Creating this list of leadership qualities will help you assess your own skills. Some of the characteristics on the list may require both professional and personal growth and are therefore worth including in your development plan. Other traits may be core strengths that are worth noting in your plan but will be a low priority for further development. Successful leaders tend to have many qualities in common, so it should be easy to identify which traits are a strength for you and which traits will require some improvement.
GovLeaders.org, a resource for managers and leaders in the public sector, suggests that you think about a “life mission statement.” Similar to a corporate mission statement, this is meant to link your leadership development efforts with your long-term personal and professional goals. This is an important step, as it ensures that the steps you take to improve your leadership skills do not conflict with the type of work that you want to do.
After you have given some thought to your long-term leadership goals and the leadership qualities you’d like to improve, it’s time to create your personal leadership development plan.
Since the document is personal, it should take on the style and format that works best for the way that you take in information. Some people may use a spreadsheet; others may prefer a chart. No matter the format, there are several key things that every personal leadership development plan should include:
Leaders have a number of job responsibilities that are specific to a role as a supervisor. These can include running meetings, providing feedback, sharing information in front of groups, and making personnel decisions. Identify the skills that align with your leadership development goals but are not part of your existing job responsibilities. If someone you currently work with has these skills, ask if you can shadow them or practice with them. If not, look for external resources that will help you build these skills.
In addition to tactical skills, there are a number of strategic responsibilities that a leader can expect to take on. These can include starting a new project, turning around a project that is not going well, managing larger and more mission-critical projects, and managing in a crisis. As with building skills, it’s important to identify these key tasks that align with your goals and develop a plan to gain the necessary experience.
As a leader, you interact with a variety of stakeholders on a regular basis. Many are within your organization and include department heads, front-line employees, and managers with different skill sets but similar tenure. Others are outside your organization and range from customers and suppliers to board members and other members of the business community. As you build a leadership development plan, identify the stakeholders with whom you’d like to have a stronger, mutually beneficial relationship and reach out to start the conversation.
Effective leaders strike a balance between day-to-day tasks and long-term responsibilities. They focus on the work that is most closely aligned with their expertise and trust others within the organization everything else, ensuring that projects are not delayed and that employees remain engaged.

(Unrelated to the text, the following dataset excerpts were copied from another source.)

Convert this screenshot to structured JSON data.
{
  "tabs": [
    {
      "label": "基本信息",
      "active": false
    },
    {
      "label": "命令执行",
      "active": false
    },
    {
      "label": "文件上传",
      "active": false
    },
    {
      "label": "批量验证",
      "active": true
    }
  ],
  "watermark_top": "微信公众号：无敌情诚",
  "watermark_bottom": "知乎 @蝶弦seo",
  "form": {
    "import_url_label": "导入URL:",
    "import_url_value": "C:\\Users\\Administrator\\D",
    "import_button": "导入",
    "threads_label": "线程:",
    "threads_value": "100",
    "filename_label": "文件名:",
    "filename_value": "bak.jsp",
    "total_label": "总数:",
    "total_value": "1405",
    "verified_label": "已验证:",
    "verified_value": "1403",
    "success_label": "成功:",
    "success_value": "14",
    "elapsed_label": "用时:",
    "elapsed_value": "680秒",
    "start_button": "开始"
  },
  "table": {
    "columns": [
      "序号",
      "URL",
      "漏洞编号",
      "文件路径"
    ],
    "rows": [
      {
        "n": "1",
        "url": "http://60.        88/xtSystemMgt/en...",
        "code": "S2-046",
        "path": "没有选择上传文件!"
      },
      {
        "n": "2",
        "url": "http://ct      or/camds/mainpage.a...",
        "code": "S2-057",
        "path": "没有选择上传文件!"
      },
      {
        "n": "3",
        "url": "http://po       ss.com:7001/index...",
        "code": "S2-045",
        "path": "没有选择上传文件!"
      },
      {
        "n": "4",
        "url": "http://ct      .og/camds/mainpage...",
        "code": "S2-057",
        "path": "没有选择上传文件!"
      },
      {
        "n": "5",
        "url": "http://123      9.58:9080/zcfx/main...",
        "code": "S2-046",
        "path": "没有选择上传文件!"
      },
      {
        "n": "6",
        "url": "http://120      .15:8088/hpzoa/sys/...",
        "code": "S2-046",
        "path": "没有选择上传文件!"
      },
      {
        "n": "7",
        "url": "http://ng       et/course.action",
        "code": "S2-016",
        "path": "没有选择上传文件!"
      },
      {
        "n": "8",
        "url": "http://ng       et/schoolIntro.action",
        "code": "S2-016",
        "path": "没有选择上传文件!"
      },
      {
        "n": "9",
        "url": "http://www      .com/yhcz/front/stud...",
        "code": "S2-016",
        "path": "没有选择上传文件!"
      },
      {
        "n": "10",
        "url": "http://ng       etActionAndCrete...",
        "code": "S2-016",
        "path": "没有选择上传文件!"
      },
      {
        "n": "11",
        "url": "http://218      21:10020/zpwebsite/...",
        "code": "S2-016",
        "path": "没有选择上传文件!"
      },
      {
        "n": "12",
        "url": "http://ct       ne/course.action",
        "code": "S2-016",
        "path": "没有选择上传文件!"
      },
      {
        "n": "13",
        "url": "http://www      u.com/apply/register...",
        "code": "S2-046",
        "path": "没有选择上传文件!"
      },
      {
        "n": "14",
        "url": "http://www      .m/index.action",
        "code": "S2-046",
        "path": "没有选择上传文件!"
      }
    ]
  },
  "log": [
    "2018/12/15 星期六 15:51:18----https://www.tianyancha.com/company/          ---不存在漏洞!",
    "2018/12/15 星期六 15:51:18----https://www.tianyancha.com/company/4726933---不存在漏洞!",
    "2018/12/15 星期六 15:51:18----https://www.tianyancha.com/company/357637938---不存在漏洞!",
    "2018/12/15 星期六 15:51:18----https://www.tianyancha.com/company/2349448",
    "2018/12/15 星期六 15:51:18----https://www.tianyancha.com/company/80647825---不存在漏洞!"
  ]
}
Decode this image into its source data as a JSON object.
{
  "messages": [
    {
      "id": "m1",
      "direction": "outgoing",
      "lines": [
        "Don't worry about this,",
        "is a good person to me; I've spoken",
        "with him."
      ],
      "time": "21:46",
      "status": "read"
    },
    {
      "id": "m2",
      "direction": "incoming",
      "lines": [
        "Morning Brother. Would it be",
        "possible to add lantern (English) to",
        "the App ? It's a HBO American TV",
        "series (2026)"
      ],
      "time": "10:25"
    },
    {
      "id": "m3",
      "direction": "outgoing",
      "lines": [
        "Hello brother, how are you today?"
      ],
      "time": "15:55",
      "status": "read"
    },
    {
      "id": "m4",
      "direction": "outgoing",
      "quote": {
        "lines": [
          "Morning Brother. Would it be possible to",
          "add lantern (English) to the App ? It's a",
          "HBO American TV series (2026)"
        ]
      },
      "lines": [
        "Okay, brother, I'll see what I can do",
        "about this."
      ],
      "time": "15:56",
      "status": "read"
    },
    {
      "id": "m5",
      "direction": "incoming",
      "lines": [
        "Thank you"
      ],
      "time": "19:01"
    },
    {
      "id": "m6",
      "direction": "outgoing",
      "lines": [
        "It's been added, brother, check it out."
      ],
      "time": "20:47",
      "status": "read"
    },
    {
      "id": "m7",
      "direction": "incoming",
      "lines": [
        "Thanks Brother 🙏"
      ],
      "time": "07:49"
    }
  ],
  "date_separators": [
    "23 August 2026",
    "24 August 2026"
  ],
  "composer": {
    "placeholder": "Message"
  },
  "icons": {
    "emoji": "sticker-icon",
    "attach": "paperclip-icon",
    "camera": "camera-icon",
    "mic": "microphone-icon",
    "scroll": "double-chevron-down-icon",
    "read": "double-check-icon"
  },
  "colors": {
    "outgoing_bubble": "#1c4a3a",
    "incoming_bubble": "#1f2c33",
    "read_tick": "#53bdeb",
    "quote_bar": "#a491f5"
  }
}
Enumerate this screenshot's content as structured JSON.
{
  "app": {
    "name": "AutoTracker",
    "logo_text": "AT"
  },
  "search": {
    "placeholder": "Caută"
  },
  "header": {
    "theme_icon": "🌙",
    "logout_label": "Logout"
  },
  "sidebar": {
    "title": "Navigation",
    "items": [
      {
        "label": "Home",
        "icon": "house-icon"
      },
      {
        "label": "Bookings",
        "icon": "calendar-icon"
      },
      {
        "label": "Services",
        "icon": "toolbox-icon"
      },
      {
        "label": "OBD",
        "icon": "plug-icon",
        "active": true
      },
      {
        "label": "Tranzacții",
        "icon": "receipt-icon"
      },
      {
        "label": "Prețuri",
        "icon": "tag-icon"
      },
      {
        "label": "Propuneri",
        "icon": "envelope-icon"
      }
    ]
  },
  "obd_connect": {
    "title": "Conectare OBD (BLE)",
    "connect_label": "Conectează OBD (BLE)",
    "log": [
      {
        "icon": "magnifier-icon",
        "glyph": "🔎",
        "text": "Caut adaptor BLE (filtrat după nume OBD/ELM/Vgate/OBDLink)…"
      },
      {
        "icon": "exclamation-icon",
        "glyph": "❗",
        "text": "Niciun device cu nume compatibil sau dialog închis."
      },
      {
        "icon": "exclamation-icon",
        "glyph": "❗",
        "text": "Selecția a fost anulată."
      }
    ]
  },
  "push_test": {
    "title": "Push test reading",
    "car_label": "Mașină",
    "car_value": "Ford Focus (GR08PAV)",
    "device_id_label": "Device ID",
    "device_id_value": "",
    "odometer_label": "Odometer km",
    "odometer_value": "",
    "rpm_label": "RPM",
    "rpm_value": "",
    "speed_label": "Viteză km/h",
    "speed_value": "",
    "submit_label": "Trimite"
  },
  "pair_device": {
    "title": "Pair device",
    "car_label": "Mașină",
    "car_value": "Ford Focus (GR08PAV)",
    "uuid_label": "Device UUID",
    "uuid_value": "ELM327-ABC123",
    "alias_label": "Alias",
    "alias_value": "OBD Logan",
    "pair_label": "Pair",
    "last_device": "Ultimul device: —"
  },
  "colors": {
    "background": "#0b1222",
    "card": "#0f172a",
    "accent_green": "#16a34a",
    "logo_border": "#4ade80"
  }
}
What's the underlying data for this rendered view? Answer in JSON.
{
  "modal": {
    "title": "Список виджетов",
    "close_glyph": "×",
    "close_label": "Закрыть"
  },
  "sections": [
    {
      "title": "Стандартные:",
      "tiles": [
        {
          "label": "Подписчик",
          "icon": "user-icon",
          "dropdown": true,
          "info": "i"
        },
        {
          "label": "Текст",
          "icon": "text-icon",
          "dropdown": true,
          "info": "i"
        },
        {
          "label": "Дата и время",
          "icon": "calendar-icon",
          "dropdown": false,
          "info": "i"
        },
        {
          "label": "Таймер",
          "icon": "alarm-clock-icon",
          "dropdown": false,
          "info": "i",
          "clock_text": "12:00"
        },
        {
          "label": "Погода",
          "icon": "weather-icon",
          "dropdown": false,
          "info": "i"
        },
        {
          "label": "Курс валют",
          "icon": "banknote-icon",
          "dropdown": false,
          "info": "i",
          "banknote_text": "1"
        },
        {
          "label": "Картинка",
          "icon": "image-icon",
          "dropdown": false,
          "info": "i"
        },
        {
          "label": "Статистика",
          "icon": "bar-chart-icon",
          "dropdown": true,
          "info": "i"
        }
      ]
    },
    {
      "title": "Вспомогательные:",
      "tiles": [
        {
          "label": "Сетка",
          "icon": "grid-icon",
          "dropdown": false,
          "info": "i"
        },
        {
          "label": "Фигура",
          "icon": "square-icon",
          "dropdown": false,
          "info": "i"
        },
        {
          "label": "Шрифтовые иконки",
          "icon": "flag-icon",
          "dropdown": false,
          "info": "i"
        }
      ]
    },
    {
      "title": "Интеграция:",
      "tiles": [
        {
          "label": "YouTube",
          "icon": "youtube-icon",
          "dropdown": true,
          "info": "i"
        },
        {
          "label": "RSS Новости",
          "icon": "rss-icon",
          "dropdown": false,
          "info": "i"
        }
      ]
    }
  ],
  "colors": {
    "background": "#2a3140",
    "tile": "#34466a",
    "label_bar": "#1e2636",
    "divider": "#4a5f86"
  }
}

List the activities that are critical to professional development within your role, along with the activities that others are capable of completing themselves.
As noted, the specifics of a leadership development plan should include strengths as well as potential areas of improvement. For each area where you see potential to improve, include an action item, the timeframe in which you want to complete the task, and the cost (in time and/or money). Action items could include meeting with a mentor or manager, reading a book on leadership, completing a leadership assessment, or identifying training or educational opportunities.